A public hearing scheduled on April 18 on a proposal by Councilor Eugenio Gabuya Jr. to set up a transfer station inside the Inayawan dumpsite should invite maximum participation from city residents if only to allow them to fully express their sentiments on the issue.
And maybe, just maybe, whatever sentiments would be expressed during the hearing would persuade Cebu City Mayor Tomas Osmeña, who undoubtedly set up Gabuya to float his proposal to the council, to reconsider it and instead begin in earnest the complete and total rehabilitation of the dumpsite.
Gabuya/Osmeña’s proposal for a transfer station is, simply and bluntly put, a palusot (excuse), a roundabout way to reopen the Inayawan dumpsite and skirt the Court of Appeals’ (CA) decision to prohibit the city from dumping the city’s garbage there.
In arguing for the transfer station, Gabuya said there’s a world of difference between transferring the garbage there to await pickup by (presumably) the city’s trucks and Jomara Konstruckt for dumping to whatever landfill is out there in Cebu and just dumping the garbage in the dumpsite, never to be transferred someplace else.

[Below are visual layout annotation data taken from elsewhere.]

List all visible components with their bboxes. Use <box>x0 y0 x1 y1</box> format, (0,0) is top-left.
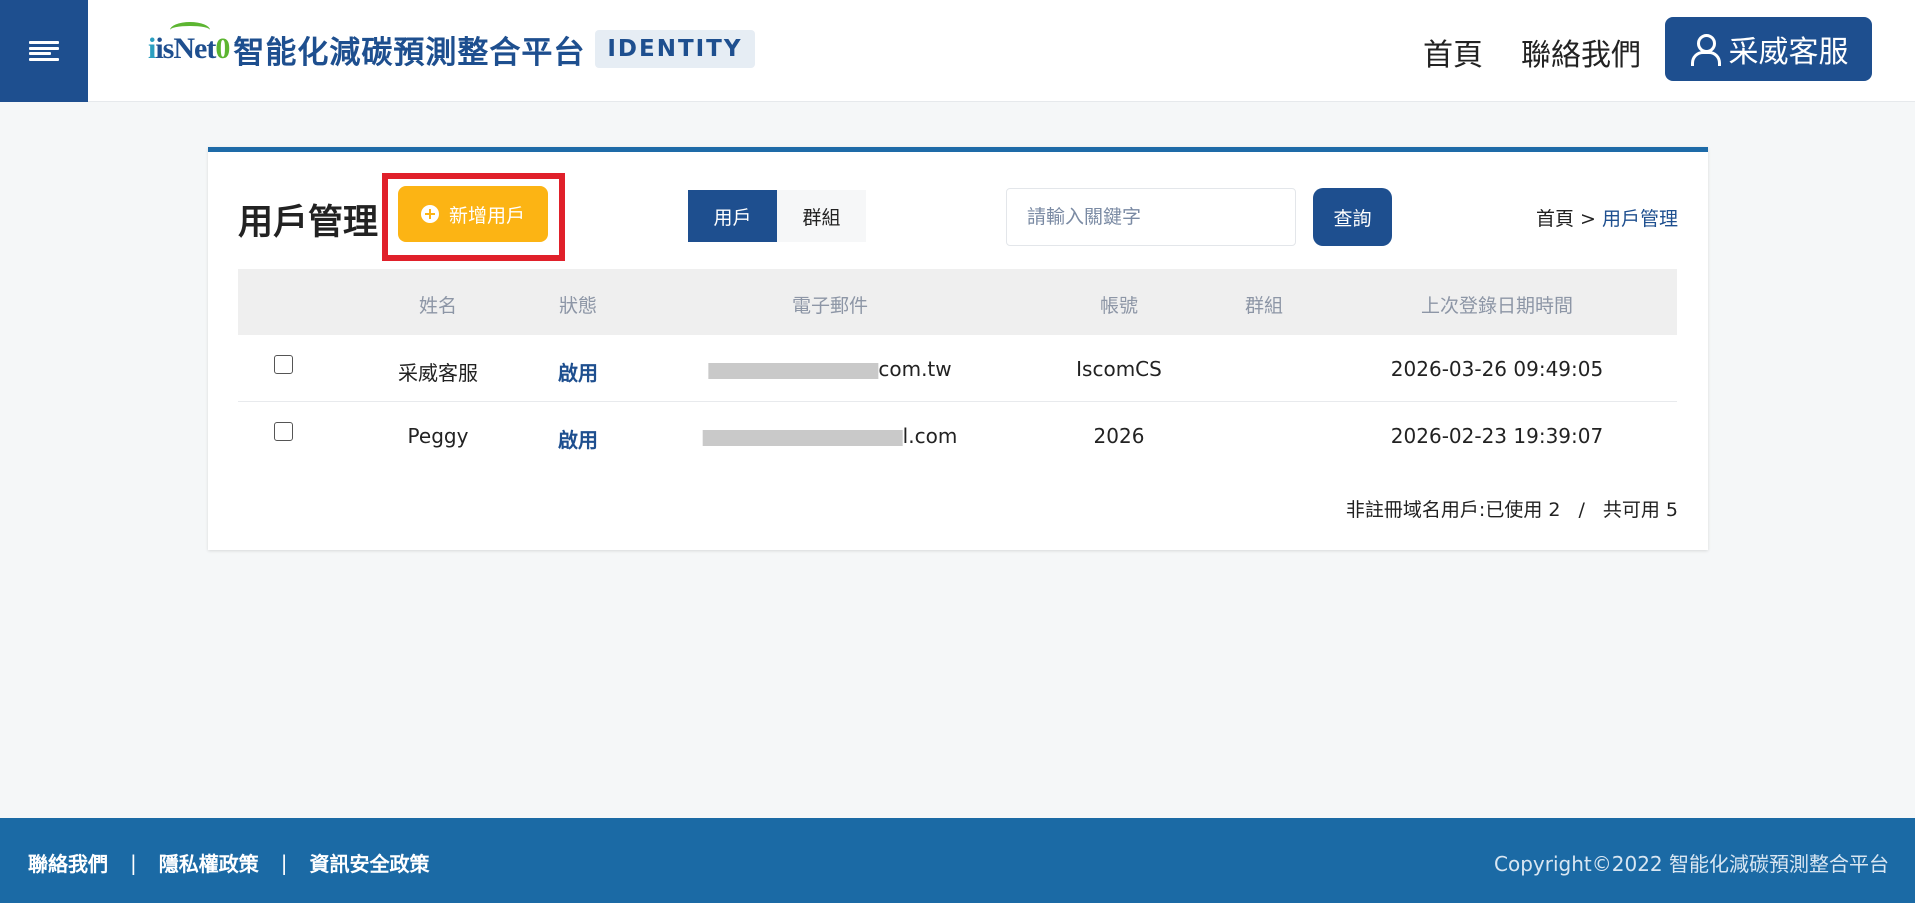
nav-contact-link[interactable]: 聯絡我們 <box>1521 30 1641 74</box>
user-account-button[interactable]: 采威客服 <box>1665 17 1872 81</box>
cell-email: com.tw <box>708 357 952 381</box>
col-last-login[interactable]: 上次登錄日期時間 <box>1421 291 1573 318</box>
cell-status: 啟用 <box>558 428 598 452</box>
redacted-email <box>708 362 879 379</box>
copyright-text: Copyright©2022 智能化減碳預測整合平台 <box>1494 852 1889 876</box>
cell-account: IscomCS <box>1076 357 1162 381</box>
table-row: 采威客服 啟用 com.tw IscomCS 2026-03-26 09:49:… <box>238 335 1677 402</box>
nav-home-link[interactable]: 首頁 <box>1423 30 1483 74</box>
hamburger-icon <box>29 41 59 61</box>
redacted-email <box>702 429 903 446</box>
quota-separator: / <box>1578 499 1585 521</box>
site-footer: 聯絡我們 | 隱私權政策 | 資訊安全政策 Copyright©2022 智能化… <box>0 818 1915 903</box>
row-select-checkbox[interactable] <box>274 422 293 441</box>
breadcrumb: 首頁 > 用戶管理 <box>1536 204 1678 231</box>
top-header: i isNet0 智能化減碳預測整合平台 IDENTITY 首頁 聯絡我們 采威客… <box>0 0 1915 102</box>
col-name[interactable]: 姓名 <box>419 291 457 318</box>
breadcrumb-home[interactable]: 首頁 <box>1536 208 1574 230</box>
tab-users[interactable]: 用戶 <box>688 190 777 242</box>
col-account[interactable]: 帳號 <box>1100 291 1138 318</box>
cell-email: l.com <box>702 424 957 448</box>
cell-last-login: 2026-03-26 09:49:05 <box>1390 357 1604 381</box>
quota-info: 非註冊域名用戶:已使用 2 / 共可用 5 <box>1346 495 1678 522</box>
page-title: 用戶管理 <box>238 203 379 243</box>
footer-divider: | <box>130 850 137 875</box>
footer-divider: | <box>280 850 288 875</box>
row-select-checkbox[interactable] <box>274 355 293 374</box>
breadcrumb-current: 用戶管理 <box>1601 208 1678 230</box>
breadcrumb-separator: > <box>1580 208 1596 230</box>
footer-link-security[interactable]: 資訊安全政策 <box>310 848 430 877</box>
platform-title: 智能化減碳預測整合平台 <box>233 34 586 71</box>
site-logo[interactable]: i isNet0 智能化減碳預測整合平台 IDENTITY <box>148 22 755 74</box>
footer-links: 聯絡我們 | 隱私權政策 | 資訊安全政策 <box>28 848 430 877</box>
add-user-button[interactable]: 新增用戶 <box>398 186 548 242</box>
cell-last-login: 2026-02-23 19:39:07 <box>1390 424 1604 448</box>
view-tabs: 用戶 群組 <box>688 190 866 242</box>
search-button[interactable]: 查詢 <box>1313 188 1392 246</box>
identity-tag: IDENTITY <box>595 30 755 68</box>
isnet-logo-mark: i isNet0 <box>148 22 230 66</box>
footer-link-contact[interactable]: 聯絡我們 <box>28 848 108 877</box>
cell-name: Peggy <box>407 424 469 448</box>
table-row: Peggy 啟用 l.com 2026 2026-02-23 19:39:07 <box>238 402 1677 469</box>
keyword-search-input[interactable] <box>1006 188 1296 246</box>
cell-account: 2026 <box>1093 424 1145 448</box>
user-name: 采威客服 <box>1728 35 1849 70</box>
tab-groups[interactable]: 群組 <box>777 190 866 242</box>
quota-used: 非註冊域名用戶:已使用 2 <box>1345 499 1561 521</box>
add-user-label: 新增用戶 <box>448 204 525 227</box>
menu-toggle-button[interactable] <box>0 0 88 102</box>
table-header: 姓名 狀態 電子郵件 帳號 群組 上次登錄日期時間 <box>238 269 1677 335</box>
col-status[interactable]: 狀態 <box>559 291 597 318</box>
quota-total: 共可用 5 <box>1602 499 1678 521</box>
plus-circle-icon <box>420 205 439 223</box>
col-email[interactable]: 電子郵件 <box>792 291 868 318</box>
cell-status: 啟用 <box>558 361 598 385</box>
user-icon <box>1689 33 1721 66</box>
footer-link-privacy[interactable]: 隱私權政策 <box>159 848 259 877</box>
col-group[interactable]: 群組 <box>1245 291 1283 318</box>
cell-name: 采威客服 <box>398 361 478 385</box>
user-management-card: 用戶管理 新增用戶 用戶 群組 查詢 首頁 > 用戶管理 姓名 狀態 電子郵件 … <box>208 147 1708 550</box>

Gabuya said the transfer station will be cleaned 24 hours after the garbage had been transferred there for pickup. Granted that the city government makes good on its promise to clean it up, it doesn’t stop anyone from questioning the legality and propriety of the transfer station either at the CA or at the Environmental Management Bureau (EMB).
Considering that Jomara Konstruckt is already renting a garbage transfer station near the dumpsite area, the mayor probably thought it a good idea to set up an additional transfer station to augment the city’s collection efforts.
If the mayor does get his way, the city may just as well be operating the dumpsite anew in keeping with his original plan in the first place which violates the Solid Waste Management Law that required the closure of the Inayawan dumpsite after it exceeded its shelf life since a decade and two years ago.
Unfortunately for city residents, rehabilitating the Inayawan dumpsite doesn’t appear anywhere in Osmeña’s agenda. And that’s a tragedy for those whose health is at risk due to the dumpsite’s continued presence.
It appears that if he can get away with solving the garbage problem cheaply without any long-term plan, then he will go for it regardless of what the surrounding communities affected by its continued operation and the rest of the public says about it.
Which is why stakeholders should let their voices be heard on the proposal. It may not be much to convince the mayor to think otherwise, but at least they will make known their sentiments to him, favorable or not.